Macquarie Equities Research:
We believe this acquisition is a strong strategic fit for Olam’s sugar business, giving it a foothold in Brazil, the largest and most competitive sugar exporter in the world.
We think Olam timed its entry into Brazilian sugar well, paying an all-in cost of US$80/MT for its mill. This compares with recent deals done at >US$110/MT and greenfield costs of US$ 125–150/MT. The deal will be marginally dilutive in FY13E and accretive from FY14E. Olam is financing the deal with existing funds.
Impact
Olam is buying a sugar mill in Passos, Minas Gerais Brazil, with 1.7m MT crushing capacity for US$128.8 m. It plans to expand to 3.0 m tons over the next five years, which will cost another US$111.5m, bringing the total toUS$240m. Minas Gerais accounts for 10% of Brazil’s sugar cane production.
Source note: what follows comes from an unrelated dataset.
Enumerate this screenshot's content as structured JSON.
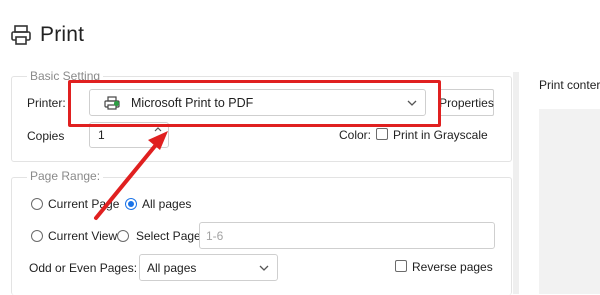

This all in cost of ~US$80/MT compares favourably to recent deals done at >US$110/MT and greenfield costs of 125–150/MT (according to Olam).
Ironically, the mill benefits from its relatively small size, as the bigger sugar players have been looking for bigger assets, according to Olam. Noble’s two mills purchased in December 2010, for example, combined to 8m MTcapacity.
Still, Olam believes its mill has enough scale and benefits from being the only one within an 80 km radius. It breaks even with sugar prices at 16–18 cents in FY14 (ends June), depending on the Real/USD exchange rate (1.8–2.0). The current price is 20 cents but should rise once supplies tighten in 2H12, as we expect. We have a forecast of 25 cents for calendar 2013. Olam seems a bit more bearish, but it is still calling for the mill to be accretive in FY14. We see the deal as value-accretive on our initial calculations.